[PYTHON] Evaluation method of machine learning regression problem (mean square error and coefficient of determination)

○ The main points of this article Note that I learned how to evaluate regression problems.

○ Source code (Python): For linear regression model

Learning and evaluating regression problems

from sklearn.datasets import load_boston
from sklearn.linear_model import LinearRegression
import matplotlib.pyplot as plt
from sklearn.metrics import mean_squared_error
from sklearn.metrics import r2_score
from sklearn.svm import SVR
%matplotlib inline

#Data preparation. Boston Home Prices
data = load_boston()
X = data.data[:, [5,]] #Extract only the number of rooms as explanatory variables
y = data.target

#Learning with a simple regression model
model_l = LinearRegression()
model_l.fit(X, y)
#Regression line y=ax +Slope of b and intercept value
print(model_l.coef_) #a: Tilt
print(model_l.intercept_) #b: intercept

#Forecast
l_pred = model_l.predict(X)

#graph display
fig, ax = plt.subplots()
ax.scatter(X, y, color='red', marker='s', label='data')
ax.plot(X, l_pred, color='blue', label='regression curve')
ax.legend()
plt.show()

result [9.10210898] -34.67062077643857

Is it like that?

Mean squared error

Calculated all the squares of the error between the predicted value and the actual value, and take the average. The smaller the value, the more correct the predicted value.

• If the predicted value is large, the value will be relatively large, so when comparing different values, it cannot be simply judged as large / small.

Mean squared error

mean_squared_error(y, l_pred)
43.60055177116956

Coefficient of determination

A number that indicates the accuracy of the prediction using the mean square error. It will be a value from 0 to 1. Even when comparing different values, the values are relatively comparable.

Coefficient of determination

r2_score(y, l_pred)
0.48352545599133423

Is the result of the linear regression model a good result? Next, try other algorithms.

○ Source code (Python): For SVR model

SVR learning and evaluation

# SVR(Support vector machine (kernel method))Learning at
model_s = SVR(C=0.01, kernel='linear') #Regularization parameter is 0.Use linear kernel with 01
model_s.fit(X, y)

#Regression line y=ax +Slope of b and intercept value
print(model_s.coef_) #a: Tilt
print(model_s.intercept_) #b: intercept

#Forecast
s_pred = model_s.predict(X)

#graph display
fig, ax = plt.subplots()
ax.scatter(X, y, color='red', marker='s', label='data')
ax.plot(X, l_pred, color='blue', label='regression curve')
ax.plot(X, s_pred, color='black', label='svr curve')
ax.legend()
plt.show()

result [[1.64398]] [11.13520958]

Is SVR more subtle? ??

Mean squared error and coefficient of determination

mean_squared_error(y, s_pred)
72.14197118147209
r2_score(y, s_pred)
0.14543531775956597

Linear regression is better. However! !! I don't know if I change the hyperparameters (regularization parameters and kernel method) of SVR.

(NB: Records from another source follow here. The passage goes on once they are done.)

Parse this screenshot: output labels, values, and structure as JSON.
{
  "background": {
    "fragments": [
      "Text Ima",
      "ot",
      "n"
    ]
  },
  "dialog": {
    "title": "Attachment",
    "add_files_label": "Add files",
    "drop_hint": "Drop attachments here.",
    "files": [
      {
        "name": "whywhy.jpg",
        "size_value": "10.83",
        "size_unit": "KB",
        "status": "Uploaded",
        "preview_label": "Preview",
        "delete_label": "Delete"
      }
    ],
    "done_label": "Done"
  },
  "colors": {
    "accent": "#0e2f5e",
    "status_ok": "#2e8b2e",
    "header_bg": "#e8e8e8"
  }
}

○ Source code (Python): For SVR model

Learning and evaluation of SVR (changing hyperparameters)

model_s2 = SVR(C=1.0, kernel='rbf') #Uses rbf kernel with regularization parameter 1
model_s2.fit(X, y)

#Forecast
s_pred2 = model_s2.predict(X)

#graph display
fig, ax = plt.subplots()
ax.scatter(X, y, color='red', marker='s', label='data')
ax.plot(X, l_pred, color='blue', label='regression curve')
ax.plot(X, s_pred, color='black', label='svr curve')
ax.plot(X, s_pred2, color='orange', label='svr_rbf curve')
ax.legend()
plt.show()

result

Is it smooth and nice? ??

Mean squared error and coefficient of determination

mean_squared_error(y, s_pred2)
37.40032481992347
r2_score(y, s_pred2)
0.5569708427424378

Better than linear regression. It depends on hyperparameters.

■ Impressions ・ Study how to evaluate regression problems. Both the mean square error and the coefficient of determination are determined based on the "difference between the predicted value and the actual data". The program compares the "list of correct answer data" and the "list of predicted data", makes a difference in each data, squares them, and averages them. Easy to understand sensuously.